Oct 28, 2022

Classic Vinyl Bootleg Revisited: Suki on double vinyls!YOU CAN TRUST YOUR CAR TO THE MAN WHO WEARS THE STAR from the mid-1970s and NEW YORK CITY SERENADE from the late-1980s (Part 2 of 5)

Obviously, Springsteen's facial shot by Eric Meola is the prototype of the Texaco-serviceman-guised drawing on the bootleg cover. On the right is an actual photo image featured on the interior of the famous Script Cover gatefold sleeve that houses the advanced U.S. promotional test pressing of BORN TO RUN LP (1/25/2015). The same picture was also used, as it is, for the cover image of another bootleg, LIVE AT THE BOTTOM LINE 8/15/75, released late in 1975 (8/11/2016). BTW, you may notice a small JASRAC sticker (a typical one from the mid-to-late 1970s; see 5/10/2018) on the bottom left corner of the bootleg. JASRAC stands for Japanese Society for Rights of Authors, Composers and Publishers, and the presence of its sticker means that the bootleg's content is officially licensed. But, then, how could this happen? Probably, JASRAC distributed the sticker to the import trader in response to the successful application for the license, who then put it on the album cover. In fact, here, we often see JASRAC-stickered copies of bootleg vinyl and CD imports.

Oct 22, 2022

Classic Vinyl Bootleg Revisited: Suki on double vinyls!YOU CAN TRUST YOUR CAR TO THE MAN WHO WEARS THE STAR from the mid-1970s and NEW YORK CITY SERENADE from the late-1980s (Part 1 of 5)
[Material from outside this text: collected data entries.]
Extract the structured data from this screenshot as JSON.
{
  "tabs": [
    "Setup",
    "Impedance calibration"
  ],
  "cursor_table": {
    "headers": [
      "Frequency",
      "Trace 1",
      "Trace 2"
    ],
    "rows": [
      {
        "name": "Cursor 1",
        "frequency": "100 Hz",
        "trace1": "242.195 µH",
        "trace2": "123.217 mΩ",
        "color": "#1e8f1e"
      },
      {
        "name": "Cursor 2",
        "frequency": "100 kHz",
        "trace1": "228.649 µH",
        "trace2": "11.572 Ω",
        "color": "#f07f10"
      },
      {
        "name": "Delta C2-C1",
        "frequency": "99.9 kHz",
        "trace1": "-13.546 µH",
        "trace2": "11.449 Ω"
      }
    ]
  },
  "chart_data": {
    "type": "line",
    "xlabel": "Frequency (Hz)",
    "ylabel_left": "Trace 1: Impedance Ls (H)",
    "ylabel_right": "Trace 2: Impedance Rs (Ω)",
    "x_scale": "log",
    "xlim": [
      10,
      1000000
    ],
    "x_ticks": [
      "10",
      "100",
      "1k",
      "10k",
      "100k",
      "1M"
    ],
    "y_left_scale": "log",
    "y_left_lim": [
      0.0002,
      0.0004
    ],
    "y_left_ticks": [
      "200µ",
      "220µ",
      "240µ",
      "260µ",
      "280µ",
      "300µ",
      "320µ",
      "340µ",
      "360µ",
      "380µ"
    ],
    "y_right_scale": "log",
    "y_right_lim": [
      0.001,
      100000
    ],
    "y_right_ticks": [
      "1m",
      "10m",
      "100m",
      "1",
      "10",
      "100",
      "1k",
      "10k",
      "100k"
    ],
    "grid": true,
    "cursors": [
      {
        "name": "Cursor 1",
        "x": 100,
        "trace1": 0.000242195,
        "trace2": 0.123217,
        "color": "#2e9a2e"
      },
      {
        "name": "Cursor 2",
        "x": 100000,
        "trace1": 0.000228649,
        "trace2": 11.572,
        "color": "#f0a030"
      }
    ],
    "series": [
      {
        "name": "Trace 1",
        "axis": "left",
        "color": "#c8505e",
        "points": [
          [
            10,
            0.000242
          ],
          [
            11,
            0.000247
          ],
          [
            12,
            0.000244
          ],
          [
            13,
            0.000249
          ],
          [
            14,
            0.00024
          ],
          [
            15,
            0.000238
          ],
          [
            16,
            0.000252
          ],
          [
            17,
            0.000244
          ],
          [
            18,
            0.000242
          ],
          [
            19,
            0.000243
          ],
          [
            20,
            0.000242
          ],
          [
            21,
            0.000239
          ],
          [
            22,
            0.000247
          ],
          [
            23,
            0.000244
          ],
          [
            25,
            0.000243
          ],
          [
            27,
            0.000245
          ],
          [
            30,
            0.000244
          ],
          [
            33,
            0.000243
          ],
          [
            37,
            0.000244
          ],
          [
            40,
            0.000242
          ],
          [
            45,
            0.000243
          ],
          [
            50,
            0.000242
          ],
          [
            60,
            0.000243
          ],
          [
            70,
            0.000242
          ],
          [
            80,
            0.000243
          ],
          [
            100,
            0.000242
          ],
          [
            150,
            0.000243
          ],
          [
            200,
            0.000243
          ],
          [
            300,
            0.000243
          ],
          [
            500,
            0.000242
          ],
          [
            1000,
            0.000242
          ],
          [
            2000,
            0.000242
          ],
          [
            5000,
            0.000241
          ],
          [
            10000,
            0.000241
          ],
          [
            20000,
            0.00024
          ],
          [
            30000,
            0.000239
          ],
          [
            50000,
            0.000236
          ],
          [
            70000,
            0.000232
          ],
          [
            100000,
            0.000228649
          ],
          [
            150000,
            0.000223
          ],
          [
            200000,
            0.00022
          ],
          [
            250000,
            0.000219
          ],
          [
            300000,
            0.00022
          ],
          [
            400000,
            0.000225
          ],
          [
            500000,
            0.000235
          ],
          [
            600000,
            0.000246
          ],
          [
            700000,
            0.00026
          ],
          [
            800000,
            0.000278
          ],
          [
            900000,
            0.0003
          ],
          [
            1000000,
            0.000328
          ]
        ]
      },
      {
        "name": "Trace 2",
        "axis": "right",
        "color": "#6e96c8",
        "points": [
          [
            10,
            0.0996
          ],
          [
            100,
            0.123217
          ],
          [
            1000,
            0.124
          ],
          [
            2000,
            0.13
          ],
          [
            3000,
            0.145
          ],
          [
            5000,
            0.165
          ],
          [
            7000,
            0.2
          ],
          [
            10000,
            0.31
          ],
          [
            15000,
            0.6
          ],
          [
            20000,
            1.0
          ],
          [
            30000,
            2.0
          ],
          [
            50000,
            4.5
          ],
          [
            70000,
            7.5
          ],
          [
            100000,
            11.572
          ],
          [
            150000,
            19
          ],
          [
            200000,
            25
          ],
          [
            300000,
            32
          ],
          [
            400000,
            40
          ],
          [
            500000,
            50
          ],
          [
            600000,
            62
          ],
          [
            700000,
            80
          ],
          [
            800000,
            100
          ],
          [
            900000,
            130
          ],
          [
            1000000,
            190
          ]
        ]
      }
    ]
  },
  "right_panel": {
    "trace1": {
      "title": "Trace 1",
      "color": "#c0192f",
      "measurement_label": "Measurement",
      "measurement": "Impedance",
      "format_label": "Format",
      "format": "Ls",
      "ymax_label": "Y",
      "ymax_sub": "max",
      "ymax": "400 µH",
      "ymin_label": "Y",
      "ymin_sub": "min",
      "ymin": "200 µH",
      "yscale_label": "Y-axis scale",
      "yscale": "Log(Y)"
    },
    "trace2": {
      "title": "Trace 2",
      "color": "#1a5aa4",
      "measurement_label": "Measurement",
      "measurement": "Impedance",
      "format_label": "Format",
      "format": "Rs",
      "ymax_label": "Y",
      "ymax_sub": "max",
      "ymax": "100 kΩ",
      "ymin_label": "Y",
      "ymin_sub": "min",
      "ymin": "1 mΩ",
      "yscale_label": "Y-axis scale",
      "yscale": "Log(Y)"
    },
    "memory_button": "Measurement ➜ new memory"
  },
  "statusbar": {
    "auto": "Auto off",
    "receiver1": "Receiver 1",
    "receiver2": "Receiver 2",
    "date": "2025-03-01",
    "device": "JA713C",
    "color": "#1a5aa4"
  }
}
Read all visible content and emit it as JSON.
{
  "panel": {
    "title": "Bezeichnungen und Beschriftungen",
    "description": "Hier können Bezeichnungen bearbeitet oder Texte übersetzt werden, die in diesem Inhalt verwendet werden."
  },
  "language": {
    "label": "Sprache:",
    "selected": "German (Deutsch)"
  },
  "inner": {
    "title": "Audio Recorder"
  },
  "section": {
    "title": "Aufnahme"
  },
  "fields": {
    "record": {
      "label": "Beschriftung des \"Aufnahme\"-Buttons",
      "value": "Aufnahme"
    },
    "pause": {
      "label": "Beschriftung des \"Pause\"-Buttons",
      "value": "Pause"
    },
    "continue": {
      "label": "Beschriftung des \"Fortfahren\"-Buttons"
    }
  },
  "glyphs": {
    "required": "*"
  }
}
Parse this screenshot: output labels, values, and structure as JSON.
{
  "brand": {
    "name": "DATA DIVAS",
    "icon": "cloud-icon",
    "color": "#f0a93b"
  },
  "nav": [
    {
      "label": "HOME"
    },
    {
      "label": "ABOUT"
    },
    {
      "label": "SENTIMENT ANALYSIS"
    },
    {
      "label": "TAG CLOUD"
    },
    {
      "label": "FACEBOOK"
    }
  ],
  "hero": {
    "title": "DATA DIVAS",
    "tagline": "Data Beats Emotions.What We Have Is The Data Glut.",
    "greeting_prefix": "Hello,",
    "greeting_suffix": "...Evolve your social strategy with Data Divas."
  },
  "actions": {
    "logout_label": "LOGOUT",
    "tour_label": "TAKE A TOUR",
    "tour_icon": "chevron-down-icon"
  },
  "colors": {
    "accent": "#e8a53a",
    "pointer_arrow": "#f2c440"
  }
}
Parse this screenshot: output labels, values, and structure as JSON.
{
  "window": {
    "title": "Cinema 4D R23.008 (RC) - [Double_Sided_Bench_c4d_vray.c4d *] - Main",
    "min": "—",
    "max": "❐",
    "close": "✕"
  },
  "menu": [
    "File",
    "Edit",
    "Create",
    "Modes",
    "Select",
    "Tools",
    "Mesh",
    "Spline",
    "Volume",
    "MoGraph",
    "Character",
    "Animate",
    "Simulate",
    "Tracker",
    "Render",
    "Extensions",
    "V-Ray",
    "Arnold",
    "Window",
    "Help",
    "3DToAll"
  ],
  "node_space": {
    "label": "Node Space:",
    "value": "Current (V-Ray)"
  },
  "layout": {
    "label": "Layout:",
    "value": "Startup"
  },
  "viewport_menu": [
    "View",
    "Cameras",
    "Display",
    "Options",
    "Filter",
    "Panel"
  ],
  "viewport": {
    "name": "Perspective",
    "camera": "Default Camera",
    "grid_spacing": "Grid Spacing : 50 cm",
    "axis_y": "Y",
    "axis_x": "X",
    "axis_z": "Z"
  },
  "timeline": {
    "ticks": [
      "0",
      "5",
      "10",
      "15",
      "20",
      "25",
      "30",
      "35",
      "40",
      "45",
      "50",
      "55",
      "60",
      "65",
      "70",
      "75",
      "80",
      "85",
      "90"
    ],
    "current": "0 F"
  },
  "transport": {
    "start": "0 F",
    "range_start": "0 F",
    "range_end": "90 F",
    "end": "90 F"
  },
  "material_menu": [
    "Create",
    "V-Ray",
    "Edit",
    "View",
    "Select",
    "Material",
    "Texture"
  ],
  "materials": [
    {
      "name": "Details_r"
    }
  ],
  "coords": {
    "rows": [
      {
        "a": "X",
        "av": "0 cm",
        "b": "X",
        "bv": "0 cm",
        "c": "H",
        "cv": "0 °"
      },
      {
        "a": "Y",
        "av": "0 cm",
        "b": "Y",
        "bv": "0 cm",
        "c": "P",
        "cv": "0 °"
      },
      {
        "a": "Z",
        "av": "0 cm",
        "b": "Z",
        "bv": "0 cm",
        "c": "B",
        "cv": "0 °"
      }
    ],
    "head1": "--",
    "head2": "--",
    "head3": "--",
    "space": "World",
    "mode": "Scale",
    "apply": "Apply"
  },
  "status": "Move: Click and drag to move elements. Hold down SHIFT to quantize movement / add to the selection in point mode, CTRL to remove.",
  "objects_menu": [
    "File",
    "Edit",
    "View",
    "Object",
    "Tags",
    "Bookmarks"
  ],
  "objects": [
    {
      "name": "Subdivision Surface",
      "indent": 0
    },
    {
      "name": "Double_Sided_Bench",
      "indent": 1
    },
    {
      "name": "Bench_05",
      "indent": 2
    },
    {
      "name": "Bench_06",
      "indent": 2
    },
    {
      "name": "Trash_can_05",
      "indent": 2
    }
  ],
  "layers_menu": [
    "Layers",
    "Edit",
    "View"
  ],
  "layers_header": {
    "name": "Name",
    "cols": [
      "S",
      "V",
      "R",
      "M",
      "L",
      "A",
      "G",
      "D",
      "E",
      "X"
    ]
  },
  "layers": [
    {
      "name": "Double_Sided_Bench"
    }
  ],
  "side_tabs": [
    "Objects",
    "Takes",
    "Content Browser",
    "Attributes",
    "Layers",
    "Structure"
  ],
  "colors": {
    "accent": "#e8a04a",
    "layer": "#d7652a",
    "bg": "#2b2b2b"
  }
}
The first half from a dozen line up of the
Singer's Original Double Disks
label releases
(SODD 000 to 012) is shown. This includes two
early Springsteen bootlegs from the mid-1970s,
of which the SODD 006 title has two typos
(Flat Tops And Pin Drops; see
5/10/2018).
Taken from the slick insert of Beatles'
SECOND TO NONE
(SODD 009).
"SODD (Singer's Original Double Disks) was Ken's usual medium for double-sets (still a relative rarity in the mid seventies). Though SODD only issued a dozen titles, they produced some of the Kornyphone Family's finest artifacts. Their second release — You Can Trust Your Car to the Man With [sic] the Star — was a radio broadcast of Bruce Springsteen and the E Street Band recorded at the Main Point, on the outskirts of Philadelphia, February 1975, capturing in FM quality the six-month period when the E Street Band had electric violinist Suki Lahav adding her delicate timbre to their sound. With prototype performances of 'Wings for Wheels' (soon to become 'Thunder Road') and 'She's the One' (incorporating parts of 'Backstreets'), and chestnuts like 'Incident on 57th Street' and Dylan's 'I Want You', it may well be Springsteen's greatest extant performance. But this broadcast had only been aired on local Philadelphia radio. It took the SODD set, one of a handful of Springsteen bootlegs at the time, to spread the word to all and sundry."
Quoted from BOOTLEG: The Secret History Of The Other Recording Industry, Clinton Heyin, 1996, St. Martin's Griffin, NY.